Pontoon boss and worker held over oil spill in Sg Selangor

“They were detained because their statements were confusing,”

SUBANG JAYA: Two men, including a pontoon manager who had earlier lodged a police report regarding the oil spill in Sungai Selangor, have been detained by the police.

Police arrested the manager and his worker on Wednesday as part of their ongoing investigations into the oil spill at the Bestari Jaya stretch of Sungai Selangor.

“They were detained because their statements were confusing,” said Selangor police chief Comm Datuk Noor Azam Jamaludin after closing the Act of Aggression seminar and training at Saujana Hotel here yesterday.

The manager’s previous police report stated that anglers, who were caught fishing near the pontoon, opened the cover of an oil tank on the pontoon to allow fuel to spill into the river just before the contamination happened.

“We want to get more details on the incident. They were detained at the scene (Sungai Selangor) on Wednesday. The suspected anglers were based on his reports and we are still verifying it’s validity,” he said.

Comm Noor Azam also said that investigations did not reveal any elements of gangsterism.

“I feel that there are no elements of gangsterism. It’s a fishing area. There are three areas to enter and one of them is controlled by Rela,” he said.

The incident, which occurred 6km from the Sungai Selangor Phase 2 water treatment plant, forced the Sungai Selangor Phases 1, 2 and 3 and the Rantau Panjang water treatment plants to be shut down on Sunday.

This resulted in an abrupt water disruption in the state.

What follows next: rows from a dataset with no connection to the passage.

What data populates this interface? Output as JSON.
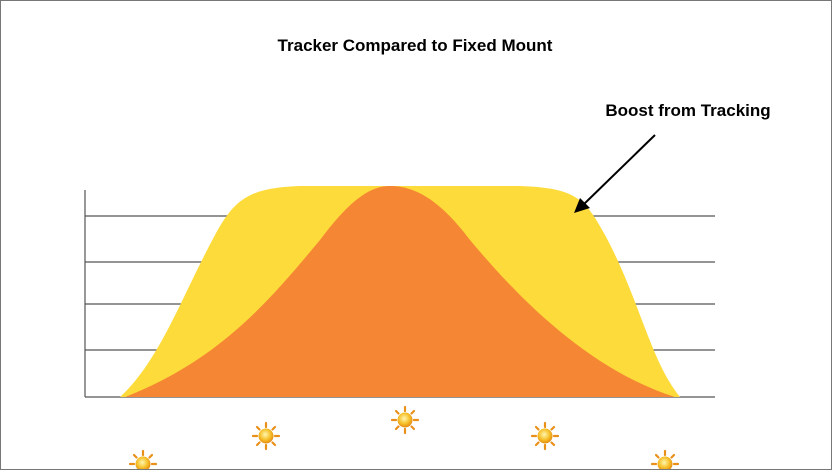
{
  "header": {
    "title": "Tracker Compared to Fixed Mount"
  },
  "annotation": {
    "label": "Boost from Tracking"
  }
}
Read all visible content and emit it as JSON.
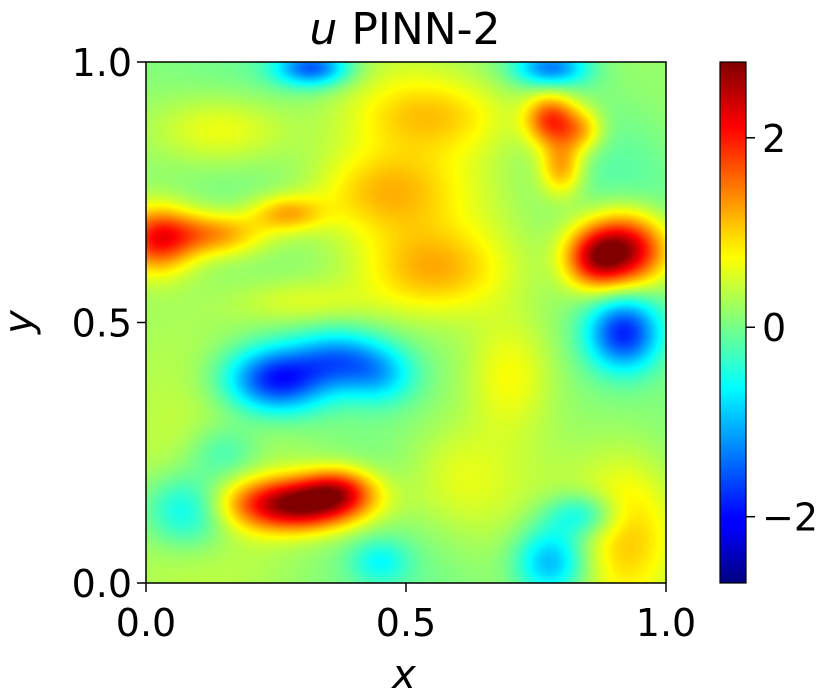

Meanwhile, the Water, Land and Natural Resources Ministry will study activities along Sungai Selangor, such as sand mining and agriculture, after back-to-back cases of odour pollution and diesel spill forced the closure of the Sungai Selangor Phase 2 water treatment plant.

Its minister Dr Xavier Jayakumar said the source of the pollution that led to water cuts in seven regions across Selangor could be from sand mining or other activity close to the river.

“If anything happens upstream, all plants will have to shut down. This is what happened in the last two weeks (in Selangor),” he said at the soft launch of the Malaysia International Water Convention 2019 at the Pantai 2 Sewage Treatment Plant yesterday.

He said the ministry was studying whether to allow these activities to carry on or to enforce stringent regulations before an operating licence was issued.

This included agricultural activities in oil palm plantations, he said.

“Every river has a reserve and we have to recognise and protect it.

“You should not plant along the reserve, but some companies have planted to the edge of the river, and all these plantations and agricultural industries use a lot of pesticide, manure and fertilisers which find their way into water,” Dr Jayakumar said.

He said the authorities must ensure the buffer zones were in place and were followed strictly to avoid any infringement.